Pharmacogenomics combines clinical information with knowledge about the human or pathogen genome for the purpose of clinical development. It facilitates the discovery of new targeted drug and gene therapies that have fewer side effects, higher efficiency, and at reduced costs. In addition, it can be used to identify potential clinical trial subjects more effectively, and improve the costly and time-consuming process of patient recruitment.
The implementation of Pharmacogenomics is based on biomedical information integration (MedII) technology, that can standardize, de-identify, integrate, and correlate clinical trials with genomic and image metadata which are described in diverse formats and vocabularies and scattered in disparate islands of data. The data is then also integrated with public data sources such as PubMed and GenBank. Biomedical information integration technology is vital in the various clinical trials phases, in the submission process to the regulatory authorities such as the FDA as well as in the post drug development phase, by finding implications that are deduced from a large scale usage of the drug, or when drug resistance is encountered.

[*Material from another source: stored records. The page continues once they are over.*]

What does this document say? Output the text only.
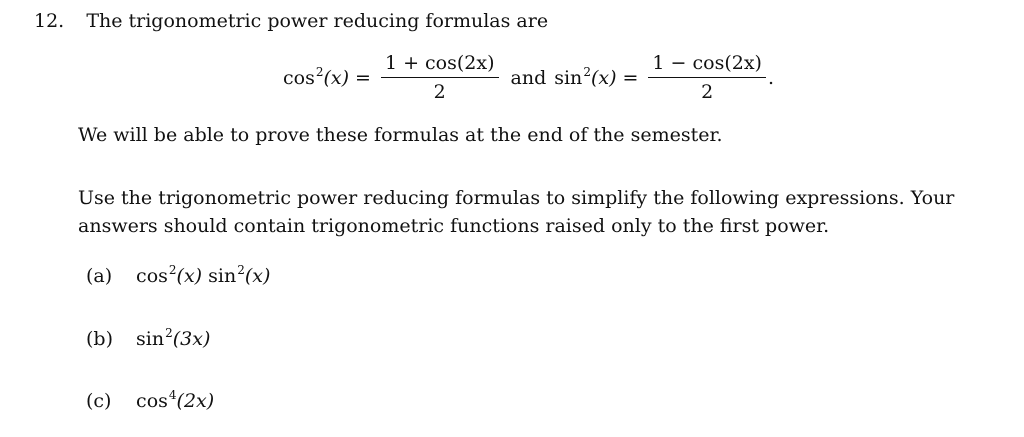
12. The trigonometric power reducing formulas are
$\cos^2(x) = \frac{1 + \cos(2x)}{2}$ and $\sin^2(x) = \frac{1 - \cos(2x)}{2}$ .
We will be able to prove these formulas at the end of the semester.
Use the trigonometric power reducing formulas to simplify the following expressions. Your
answers should contain trigonometric functions raised only to the first power.
(a) $\cos^2(x)$ $\sin^2(x)$
(b) $\sin^2(3x)$
(c) $\cos^4(2x)$
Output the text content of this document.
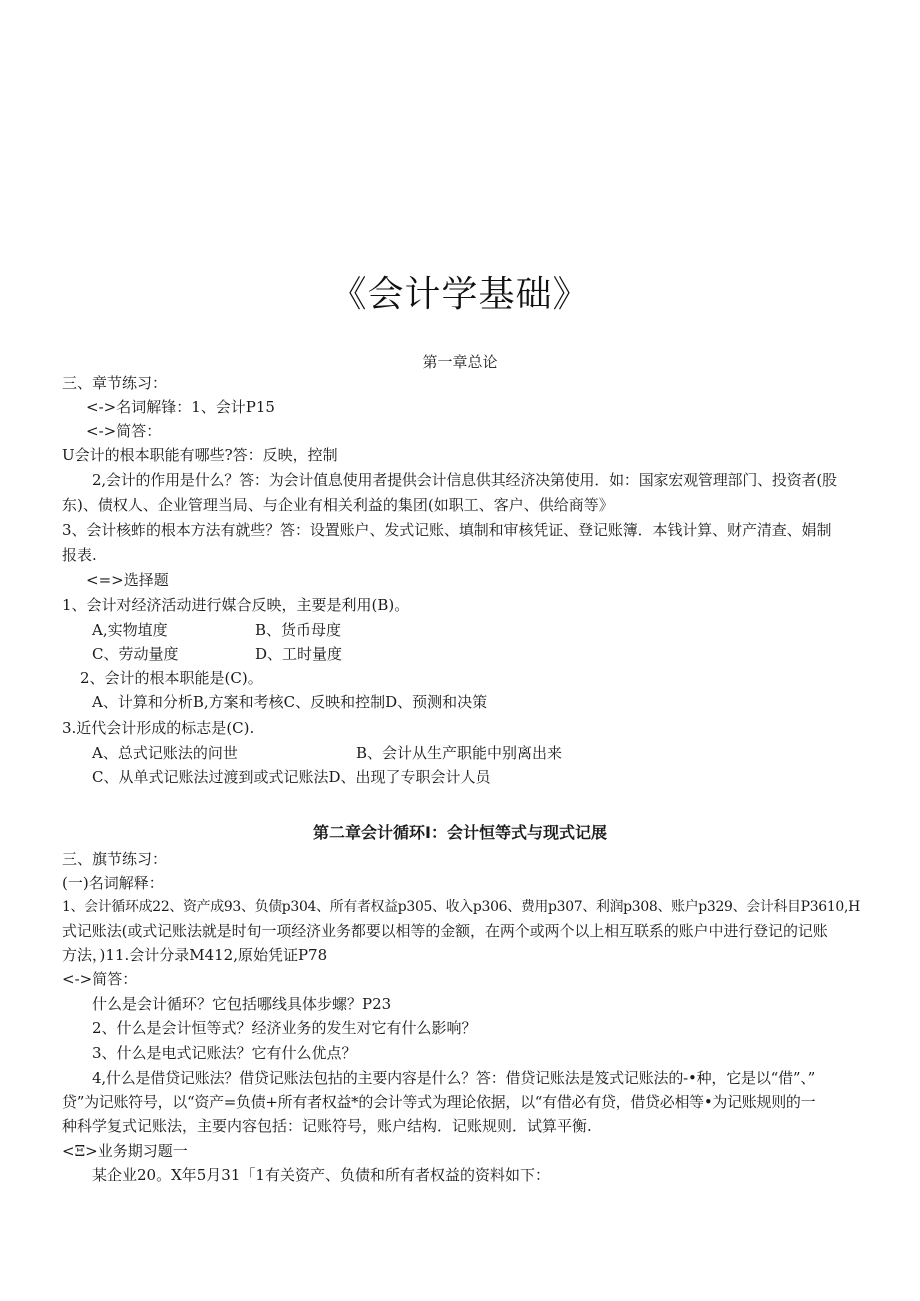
《会计学基础》
第一章总论
三、章节练习：
<->名词解锋：1、会计P15
<->简答：
U会计的根本职能有哪些?答：反映，控制
2,会计的作用是什么？答：为会计值息使用者提供会计信息供其经济决第使用．如：国家宏观管理部门、投资者(股
东)、债权人、企业管理当局、与企业有相关利益的集团(如职工、客户、供给商等》
3、会计核蚱的根本方法有就些？答：设置账户、发式记账、填制和审核凭证、登记账簿．本钱计算、财产清查、娟制
报表.
<=>选择题
1、会计对经济活动进行媒合反映，主要是利用(B)。
A,实物埴度	B、货币母度
C、劳动量度	D、工时量度
2、会计的根本职能是(C)。
A、计算和分析B,方案和考核C、反映和控制D、预测和决策
3.近代会计形成的标志是(C).
A、总式记账法的问世	B、会计从生产职能中别离出来
C、从单式记账法过渡到或式记账法D、出现了专职会计人员
第二章会计循环I：会计恒等式与现式记展
三、旗节练习：
(一)名词解释：
1、会计循环成22、资产成93、负债p304、所有者权益p305、收入p306、费用p307、利润p308、账户p329、会计科目P3610,H
式记账法(或式记账法就是时旬一项经济业务都要以相等的金额，在两个或两个以上相互联系的账户中进行登记的记账
方法，)11.会计分录M412,原始凭证P78
<->简答：
什么是会计循环？它包括哪线具体步螺？P23
2、什么是会计恒等式？经济业务的发生对它有什么影响？
3、什么是电式记账法？它有什么优点？
4,什么是借贷记账法？借贷记账法包拈的主要内容是什么？答：借贷记账法是笈式记账法的-•种，它是以“借”、”
贷”为记账符号，以“资产=负债+所有者权益*的会计等式为理论依据，以“有借必有贷，借贷必相等•为记账规则的一
种科学复式记账法，主要内容包括：记账符号，账户结构．记账规则．试算平衡.
<Ξ>业务期习题一
某企业20。X年5月31「1有关资产、负债和所有者权益的资料如下：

Pharmacogenomics Example - EuResist
EuResist, a pharmacogenomics project, integrates viral genomics with clinical data in order to predict responses to anti-HIV treatment. The EuResist project aims at developing a European integrated system for clinical management of antiretroviral drug resistance. The system will provide clinicians with a prediction of response to antiretroviral treatment in HIV patients, thus helping them choose the best drugs and drug combinations for any given HIV genetic variant. To this end, The Haifa MedII technology will be used to generate a huge European integrated data set, linking some of the largest existing resistance databases.